This nimble, sprawling comedy-drama traces the effects of a singular event across different strata in modern-day China. The cross-section of protagonists includes Old Wang (Haoyu Yang), an aging pig farmer whose entire pen of hogs dies suddenly from illness, which would be bad enough if he didn’t simultaneously bungle away his savings in a fraudulent investment scheme. Deep in debt to local gangsters, he turns for help to his sister, Candy (Vivian Wu), a moderately successful beautician and entrepreneur who still lives in the family’s home.

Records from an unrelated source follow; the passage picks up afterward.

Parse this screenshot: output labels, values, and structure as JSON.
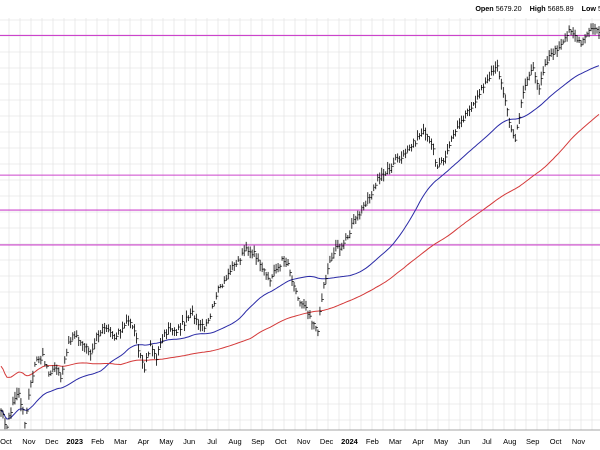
{
  "stats": {
    "open_label": "Open",
    "open_value": "5679.20",
    "high_label": "High",
    "high_value": "5685.89",
    "low_label": "Low",
    "low_value": "5"
  },
  "chart_data": {
    "type": "candlestick-line",
    "x_labels": [
      "Oct",
      "Nov",
      "Dec",
      "2023",
      "Feb",
      "Mar",
      "Apr",
      "May",
      "Jun",
      "Jul",
      "Aug",
      "Sep",
      "Oct",
      "Nov",
      "Dec",
      "2024",
      "Feb",
      "Mar",
      "Apr",
      "May",
      "Jun",
      "Jul",
      "Aug",
      "Sep",
      "Oct",
      "Nov"
    ],
    "x_bold": [
      "2023",
      "2024"
    ],
    "grid": true,
    "price_series_anchors": [
      [
        0,
        3640
      ],
      [
        3,
        3560
      ],
      [
        6,
        3700
      ],
      [
        9,
        3760
      ],
      [
        12,
        3580
      ],
      [
        15,
        3820
      ],
      [
        18,
        3950
      ],
      [
        21,
        3960
      ],
      [
        24,
        3860
      ],
      [
        27,
        3900
      ],
      [
        30,
        3850
      ],
      [
        33,
        4000
      ],
      [
        36,
        4080
      ],
      [
        39,
        4060
      ],
      [
        42,
        4020
      ],
      [
        45,
        3980
      ],
      [
        48,
        4080
      ],
      [
        51,
        4120
      ],
      [
        54,
        4100
      ],
      [
        57,
        4060
      ],
      [
        60,
        4110
      ],
      [
        63,
        4170
      ],
      [
        66,
        4140
      ],
      [
        69,
        4000
      ],
      [
        72,
        3900
      ],
      [
        75,
        4020
      ],
      [
        78,
        3960
      ],
      [
        81,
        4060
      ],
      [
        84,
        4120
      ],
      [
        87,
        4100
      ],
      [
        90,
        4130
      ],
      [
        93,
        4170
      ],
      [
        96,
        4210
      ],
      [
        99,
        4160
      ],
      [
        102,
        4140
      ],
      [
        105,
        4200
      ],
      [
        108,
        4320
      ],
      [
        111,
        4380
      ],
      [
        114,
        4440
      ],
      [
        117,
        4480
      ],
      [
        120,
        4520
      ],
      [
        123,
        4580
      ],
      [
        126,
        4560
      ],
      [
        129,
        4530
      ],
      [
        132,
        4440
      ],
      [
        135,
        4400
      ],
      [
        138,
        4460
      ],
      [
        141,
        4510
      ],
      [
        144,
        4480
      ],
      [
        147,
        4350
      ],
      [
        150,
        4270
      ],
      [
        153,
        4230
      ],
      [
        156,
        4150
      ],
      [
        159,
        4120
      ],
      [
        162,
        4370
      ],
      [
        165,
        4500
      ],
      [
        168,
        4580
      ],
      [
        171,
        4600
      ],
      [
        174,
        4640
      ],
      [
        177,
        4760
      ],
      [
        180,
        4780
      ],
      [
        183,
        4830
      ],
      [
        186,
        4900
      ],
      [
        189,
        4980
      ],
      [
        192,
        5000
      ],
      [
        195,
        5040
      ],
      [
        198,
        5090
      ],
      [
        201,
        5110
      ],
      [
        204,
        5150
      ],
      [
        207,
        5180
      ],
      [
        210,
        5230
      ],
      [
        213,
        5250
      ],
      [
        216,
        5180
      ],
      [
        219,
        5040
      ],
      [
        222,
        5080
      ],
      [
        225,
        5180
      ],
      [
        228,
        5260
      ],
      [
        231,
        5300
      ],
      [
        234,
        5360
      ],
      [
        237,
        5420
      ],
      [
        240,
        5460
      ],
      [
        243,
        5540
      ],
      [
        246,
        5580
      ],
      [
        249,
        5620
      ],
      [
        252,
        5480
      ],
      [
        255,
        5300
      ],
      [
        258,
        5200
      ],
      [
        261,
        5420
      ],
      [
        264,
        5550
      ],
      [
        267,
        5620
      ],
      [
        270,
        5500
      ],
      [
        273,
        5620
      ],
      [
        276,
        5700
      ],
      [
        279,
        5720
      ],
      [
        282,
        5780
      ],
      [
        285,
        5820
      ],
      [
        288,
        5800
      ],
      [
        291,
        5760
      ],
      [
        294,
        5820
      ],
      [
        297,
        5850
      ],
      [
        300,
        5820
      ]
    ],
    "moving_averages": [
      {
        "color": "#2a2aa6",
        "window": 50
      },
      {
        "color": "#d43a3a",
        "window": 200
      }
    ],
    "horizontal_levels": [
      5800,
      5000,
      4800,
      4600
    ],
    "colors": {
      "price": "#000000",
      "grid": "#dedede",
      "levels": "#cc44cc"
    }
  }
}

That house is the only one left standing on a swath of land that looks like a tornado has swept through it. All of Candy’s neighbors in the provincial town have already sold out to real estate developer Golden Happiness, which employs Sean (David Rysdahl), a white American expatriate. At press conferences for the project, Sean claims to be the main architect, although his work involves public speaking rather than building plans.

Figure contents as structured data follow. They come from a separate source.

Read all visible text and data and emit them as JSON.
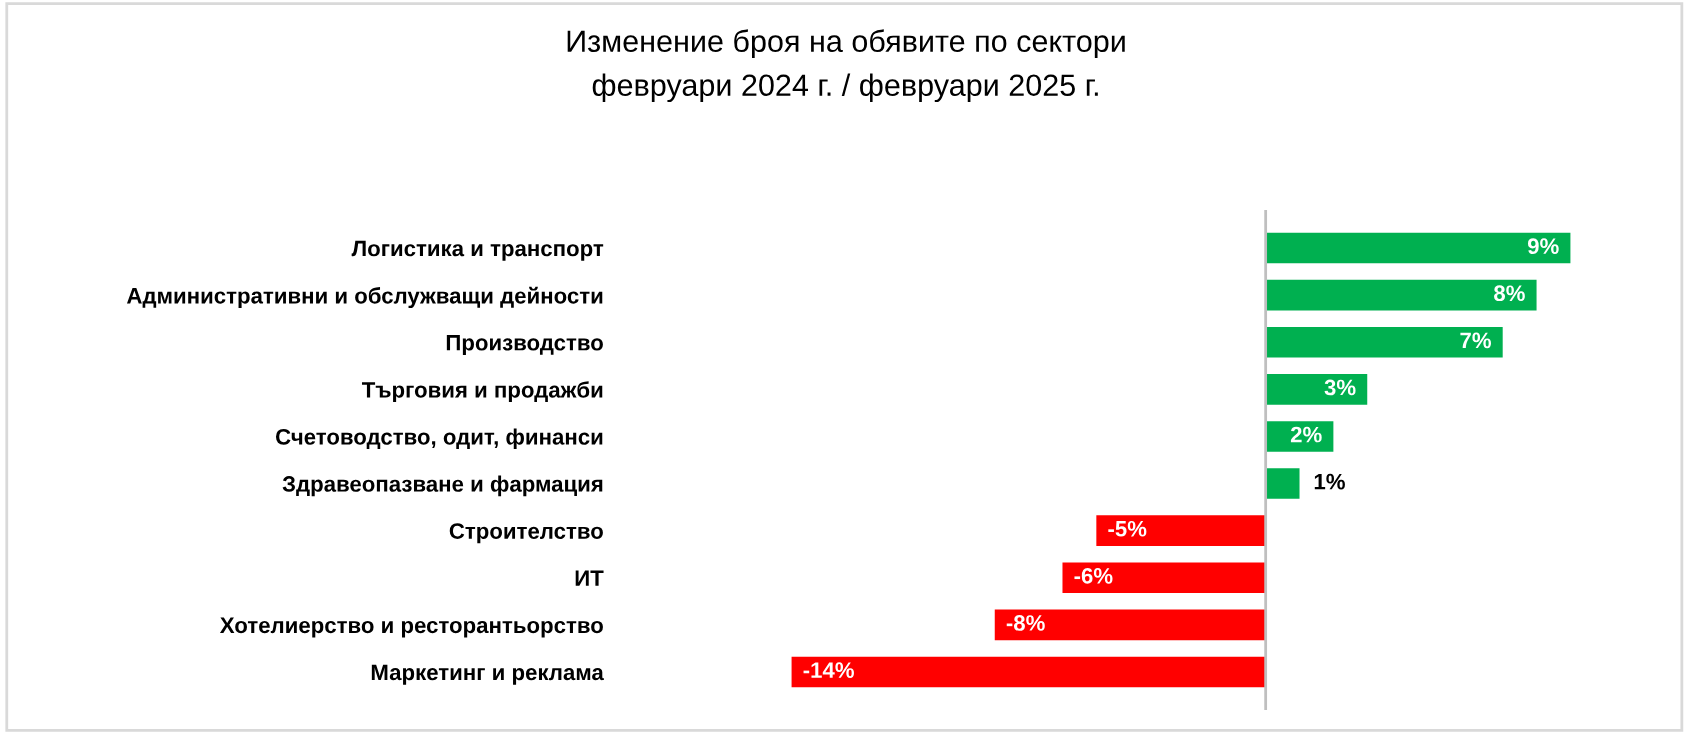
{
  "chart_data": {
    "type": "bar",
    "orientation": "horizontal",
    "title": "Изменение броя на обявите по сектори\nфевруари 2024 г. / февруари 2025 г.",
    "categories": [
      "Логистика и транспорт",
      "Административни и обслужващи дейности",
      "Производство",
      "Търговия и продажби",
      "Счетоводство, одит, финанси",
      "Здравеопазване и фармация",
      "Строителство",
      "ИТ",
      "Хотелиерство и ресторантьорство",
      "Маркетинг и реклама"
    ],
    "values": [
      9,
      8,
      7,
      3,
      2,
      1,
      -5,
      -6,
      -8,
      -14
    ],
    "colors": [
      "#00b050",
      "#00b050",
      "#00b050",
      "#00b050",
      "#00b050",
      "#00b050",
      "#ff0000",
      "#ff0000",
      "#ff0000",
      "#ff0000"
    ],
    "value_labels": [
      "9%",
      "8%",
      "7%",
      "3%",
      "2%",
      "1%",
      "-5%",
      "-6%",
      "-8%",
      "-14%"
    ],
    "grid": false,
    "legend": false
  }
}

The other major story line involves the unlikely relationship between a reckless party girl, Xia Xia (Li Meng), and Zhen (Mason Lee), a mild-mannered busboy who finds and returns her lost cell phone. They’re from different worlds—she’s rich, he’s poor—but what brings them together is mutual loneliness: money can’t buy Xia Xia true friendship, while Zhen has been too busy working and sending his earnings home to enjoy living in Shanghai. The two don’t share much chemistry, making theirs perhaps the least involving of the subplots.
Dead Pigs was originally released in China in 2018, but is now getting a wider U.S. release, thanks to writer/director Cathy Yan’s helming of the 2020’s Birds of Prey: Harley Quinn. Both her features to date have similarities (fast pacing, occasional candy-neon-lit visuals, splashes of dark humor) and tough-looking female protagonists who turn out to be less standoffish than they originally seem. In addition, her films center on those at the high and low ends of society who meet, with world-changing ramifications. (If I liked Birds of Prey less than Dead Pigs, it’s entirely because of the former’s screenplay, which featured conventional plot points that it invested too much energy resolving.)

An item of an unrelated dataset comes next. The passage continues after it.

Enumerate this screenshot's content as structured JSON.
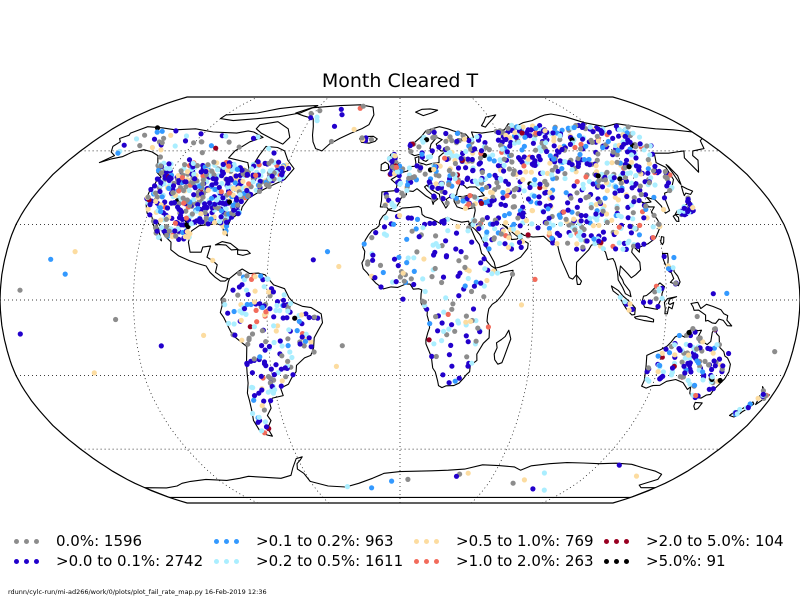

By comparison, Yan’s earlier movie is more freewheeling, not having a plot to propel it forward so much as principals who cross paths, clash, and tug the narrative this way and that. But at least they’re lively and compelling. For example, Wang is a self-centered, lazy, and irresponsible man/child, but his obsession with a virtual reality video game system leads to absurd moments, such as his having friends of the same age over to play violent shoot-’em-ups.
Candy and Xia Xia, meanwhile, run the risk of becoming too one-dimensional, but early on, Yan softens Candy’s curmudgeonly edges with the detail that she loves animals, especially her toy poodle. Suddenly, her quest to save her house from the wrecking ball has significance as her other pets, pigeons, depend on it—they’re trained to always fly back home, yet how will they do that if the house is destroyed? As for Xia Xia, she begins reconsidering her entourage, which coincides with her very swiftly putting a bullying rich kid in his place.
Zhen and Xia Xia may not send off sparks as a couple, but at least their respective story lines have involving moments—Zhen attempts to solve a financial predicament by literally throwing his own body into harm’s way. It’s all the more harrowing because it actually seems reasonable, given his lack of options.
Dead Pigs takes an important snapshot of mainland China at an important moment in time, when the nation is experiencing meteoric economic growth and unprecedented access to Western culture and fashion, which definitely have cachet among the young. But the obsession among the well-heeled with things from the West gets taken to satirical extremes—the aforementioned luxury apartment complex, for example, is built around a replica of a Barcelona’s Sagrada Familia. Sean is initially positioned as someone who has benefited from the situation—during one boardroom scene, he is paid what seems like outsized respect for pointing out the obvious—but as the film progresses, he becomes something of a tragic figure, increasingly objectified as just a friendly white face.
While the acting and Yan’s filmmaking verve make this entertaining viewing, it’s ultimately her screenplay’s bite that makes Dead Pigs memorable.